Jeff Christie knows that there will never be a “Luge Night in Canada.” And that his chances of someday gracing a trading card are slim to none. But a year before the opening ceremonies of the Vancouver Olympics—the biggest sporting event of his life, in his home town to boot—the 26-year-old might reasonably have expected that he and his buddies on Canada’s National Luge Team would have an official corporate patron. However, the feel-good money that businesses have been showering on the country’s 2010 medal hopefuls has somehow failed to fall on the guys and gals who slide feet-first down icy mountains.
So with the countdown clock ticking, Christie and his seven teammates are resorting to desperate measures. At World Cup events this weekend in Calgary, and on the Olympic track in Whistler, B.C. Feb 20-21, Canada’s lugers will be wearing “For Sale” stickers on their helmets in hopes that either pity or patriotism will finally coax a benefactor out of the woodwork. “We’re not looking for millions,” Christie says from Calgary. “Just $250,000 or $300,000.”
In the 14-years the Vancouverite has been on the junior and senior teams, there has never been an overall sponsor. But Christie—who receives personal support from Visa and Diamond Tree Energy—knows what sort of difference it would make. “The personal sponsorship has allowed me to do luge. Period,” he says. “I’m not talking about getting rich, but paying the bills—food, clothing, shelter.”
In the run-up to the Games, Own the Podium, Canada’s winter high-performance program has been helping the lugers with travel and training expenses. But it’s in this one crucial off-season where business backing would really help.
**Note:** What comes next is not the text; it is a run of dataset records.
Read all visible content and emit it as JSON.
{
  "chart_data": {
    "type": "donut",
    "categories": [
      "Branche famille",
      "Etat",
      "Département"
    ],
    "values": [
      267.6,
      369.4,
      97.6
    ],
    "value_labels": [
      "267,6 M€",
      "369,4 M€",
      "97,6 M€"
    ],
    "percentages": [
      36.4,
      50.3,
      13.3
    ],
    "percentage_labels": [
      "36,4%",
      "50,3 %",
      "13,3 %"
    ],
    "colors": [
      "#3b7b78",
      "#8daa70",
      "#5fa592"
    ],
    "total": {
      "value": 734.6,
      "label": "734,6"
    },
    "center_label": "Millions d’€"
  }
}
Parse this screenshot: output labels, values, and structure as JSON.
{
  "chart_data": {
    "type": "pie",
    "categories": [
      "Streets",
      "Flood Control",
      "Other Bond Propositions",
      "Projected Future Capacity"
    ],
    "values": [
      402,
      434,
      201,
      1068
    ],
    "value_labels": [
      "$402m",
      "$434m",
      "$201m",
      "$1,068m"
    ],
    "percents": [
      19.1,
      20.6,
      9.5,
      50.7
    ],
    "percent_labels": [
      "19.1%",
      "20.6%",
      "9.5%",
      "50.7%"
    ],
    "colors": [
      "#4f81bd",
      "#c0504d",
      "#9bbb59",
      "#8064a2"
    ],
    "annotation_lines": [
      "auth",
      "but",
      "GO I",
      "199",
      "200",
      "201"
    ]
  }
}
The lugers could hold a summer camp, and maybe buy a specialized start-training machine (price tag: $15,000,) and all the other kinds of equipment that top sliding nations like Germany and Italy already enjoy. (Last weekend in Lake Placid, NY, the Canadians turned in their best individual result of the World Cup season, a 4th place finish in the women’s event by Calgary’s Alex Gough. In late January, Canada won silver in the combined—men’s, women’s, and double’s—race in Altenberg, Germany.)
The lugers aren’t just tugging at the heartstrings of Canadians, they are also trying to tweak their funny bones. With the help of a Calgary filmmaker, the team have embarked on a year-long web-based comedy series, I Love a Luger. The shorts will follow the ups and downs of Nikki, a girl with a taste for spandex and those who wear it, and feature regular cameos by members of the Canadian team. “I love a guy who can finish,” Nikki reveals in the initial Valentine’s Day-themed episode. (The website also allows the general public to donate directly to the athletes by buying icons: $10 for the spandex, $20 for the tuques, and $50 for hearts.)
Christie, who figures the sliders might hit an unheard of 160 km/h at Whistler’s super-fast track next weekend, says he hopes the new approach will remind Canadians that the sport is neither strange, nor inaccessible. “That thrill of bombing down a hill on a toboggan is the same one the we get on the track.”
But with just 365 days to go until Games time, the lugers aren’t the only ones begging for one last financial push over the top. Last weekend at the World Cup bobsled event at Whistler’s Olympic Sliding Centre, Lyndon Rush, a 28-year-old from Humboldt, SK, posted his best-ever result—4th in the two-man competition along with his brakeman Lascelles Brown. The pair were barely off the track when Rush—taking full advantage of the unusually large complement of Canadian media in attendance—launched into a plea for $150,000 to buy a new, top-of-the-line sled. “Normally we don’t have a chance to finish this high. I mean, I’m driving a 1992 model,” he said. Rush, who’s competing in the shadow of Canada’s number-one pilot, Pierre Leuders, winner of Olympic gold (Nagano, 1998) and silver (Torino, 2006), says he’s got everything lined-up, all he needs is a corporate angel. And if that doesn’t happen? Rush still has a plan. “If I have to remortgage my house I will,” he said. “How many opportunities like this do you have? The Olympic year, and it’s on my home track, and I’m going to have more runs than every other guy in the world, except another Canadian.”